Вот это лучше всякой болтовни свидетельствовало, до какой степени изменилось отношение псионика к Энтрери. Прежний Артемис не преминул бы поймать редкий момент беззащитности дроу и злоупотребить им. Киммуриэль был уверен, что нынешний так не поступит. Доказательства отсутствовали, он просто положился на Энтрери.
На Энтрери, которому, как оказалось, некоторые представления о чести и совести были отнюдь не так чужды, как он изображал всю первую половину своей жизни.
Глаза псионика стали пустыми и стеклянными. Если бы он не опирался на стену спиной, то, наверно, упал бы. Личность покинула оболочку и переместилась в одну из пламенных бестий. Прежде, чем нападающие успели опомниться, подселенец схватил ту, что была справа, и с разворота всей её массой припечатал летящую слева, так, чтобы она улетела в стену и, оставив глубокую вмятину, сползла на пол.
— Артемис, прикончи это, — распорядился Облодра, швыряя эту фразу в направлении напарника телепатически. Аналог голосовых связок чудища мало годился для связной речи.
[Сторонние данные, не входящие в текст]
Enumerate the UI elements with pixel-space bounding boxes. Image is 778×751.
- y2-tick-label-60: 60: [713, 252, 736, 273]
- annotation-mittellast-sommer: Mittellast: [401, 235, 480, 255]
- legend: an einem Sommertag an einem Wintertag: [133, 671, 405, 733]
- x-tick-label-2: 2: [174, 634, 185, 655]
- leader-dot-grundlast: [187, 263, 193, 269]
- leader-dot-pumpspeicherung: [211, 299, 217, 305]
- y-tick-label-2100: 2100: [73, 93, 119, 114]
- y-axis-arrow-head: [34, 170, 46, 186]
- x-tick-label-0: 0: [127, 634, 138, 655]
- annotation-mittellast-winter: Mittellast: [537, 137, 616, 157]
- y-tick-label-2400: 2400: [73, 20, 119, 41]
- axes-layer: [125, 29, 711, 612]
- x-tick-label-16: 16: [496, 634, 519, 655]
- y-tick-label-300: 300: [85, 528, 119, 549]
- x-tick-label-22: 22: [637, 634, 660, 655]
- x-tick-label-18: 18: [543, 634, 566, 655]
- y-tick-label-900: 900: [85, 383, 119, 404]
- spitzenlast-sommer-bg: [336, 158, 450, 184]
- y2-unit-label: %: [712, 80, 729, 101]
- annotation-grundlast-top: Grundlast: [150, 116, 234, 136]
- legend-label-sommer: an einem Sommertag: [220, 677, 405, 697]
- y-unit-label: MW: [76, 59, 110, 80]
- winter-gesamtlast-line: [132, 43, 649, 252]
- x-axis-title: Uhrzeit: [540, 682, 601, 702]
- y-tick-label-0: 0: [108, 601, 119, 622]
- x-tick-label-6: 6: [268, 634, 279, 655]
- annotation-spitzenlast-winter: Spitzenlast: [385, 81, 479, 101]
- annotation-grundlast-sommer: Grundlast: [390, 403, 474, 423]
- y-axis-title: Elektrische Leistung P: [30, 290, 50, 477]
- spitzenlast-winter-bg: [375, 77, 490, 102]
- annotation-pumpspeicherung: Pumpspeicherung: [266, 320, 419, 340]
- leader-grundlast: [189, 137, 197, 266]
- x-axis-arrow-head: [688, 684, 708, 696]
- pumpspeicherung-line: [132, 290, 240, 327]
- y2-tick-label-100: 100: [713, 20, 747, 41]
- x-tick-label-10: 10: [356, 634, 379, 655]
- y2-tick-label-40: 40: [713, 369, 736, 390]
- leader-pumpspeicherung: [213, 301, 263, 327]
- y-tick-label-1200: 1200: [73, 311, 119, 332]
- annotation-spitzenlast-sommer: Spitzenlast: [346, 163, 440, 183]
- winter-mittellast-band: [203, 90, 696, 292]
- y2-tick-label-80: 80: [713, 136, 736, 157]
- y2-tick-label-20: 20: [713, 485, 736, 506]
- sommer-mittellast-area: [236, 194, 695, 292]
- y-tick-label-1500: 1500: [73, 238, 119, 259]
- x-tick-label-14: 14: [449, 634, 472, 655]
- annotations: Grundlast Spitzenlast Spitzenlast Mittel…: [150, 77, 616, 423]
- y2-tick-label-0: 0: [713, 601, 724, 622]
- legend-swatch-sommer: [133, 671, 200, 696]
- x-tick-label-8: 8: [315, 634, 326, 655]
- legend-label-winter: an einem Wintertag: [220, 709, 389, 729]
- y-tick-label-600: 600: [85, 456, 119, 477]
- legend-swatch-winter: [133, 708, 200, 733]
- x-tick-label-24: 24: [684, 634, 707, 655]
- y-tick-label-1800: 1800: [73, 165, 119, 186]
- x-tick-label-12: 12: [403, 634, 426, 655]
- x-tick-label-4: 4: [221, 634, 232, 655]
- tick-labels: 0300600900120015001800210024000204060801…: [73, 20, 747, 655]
Казалось, это далось легче лёгкого, но Киммуриэль внутри безобразной головы твари чувствовал себя так, словно его сжигали заживо, и при этом он никак не умирал. Терпеть боль ему давалось без труда — при условии, что разум был полностью сконцентрирован на достижении цели. Бесконечную кровожадность монстра псионик направил как безотказное оружие и растерзал чужими когтями одну из тварей быстрее, чем та успела спохватиться от первоначального шока.
В мгновение ока Киммуриэль выскользнул из захваченного им монстра и, возвратившись в родное тело, с измученным видом сел прямо там, где оно стояло.
— И это тоже, будь так любезен. Десять секунд.
Десять секунд, за которые глубокое ментальное потрясение, вызванное насильственным вторжением в пылающее и клокочущее месиво, успешно заменяющее твари её "я", не позволит ей шевельнуться. Ориентация псионика в пространстве сбилась, если Артемис был пьян — то Киммуриэль отныне пребывал ощутимо не в себе. Разумеется, не навсегда, но ближайшие пару часов эффект точно не исчезнет.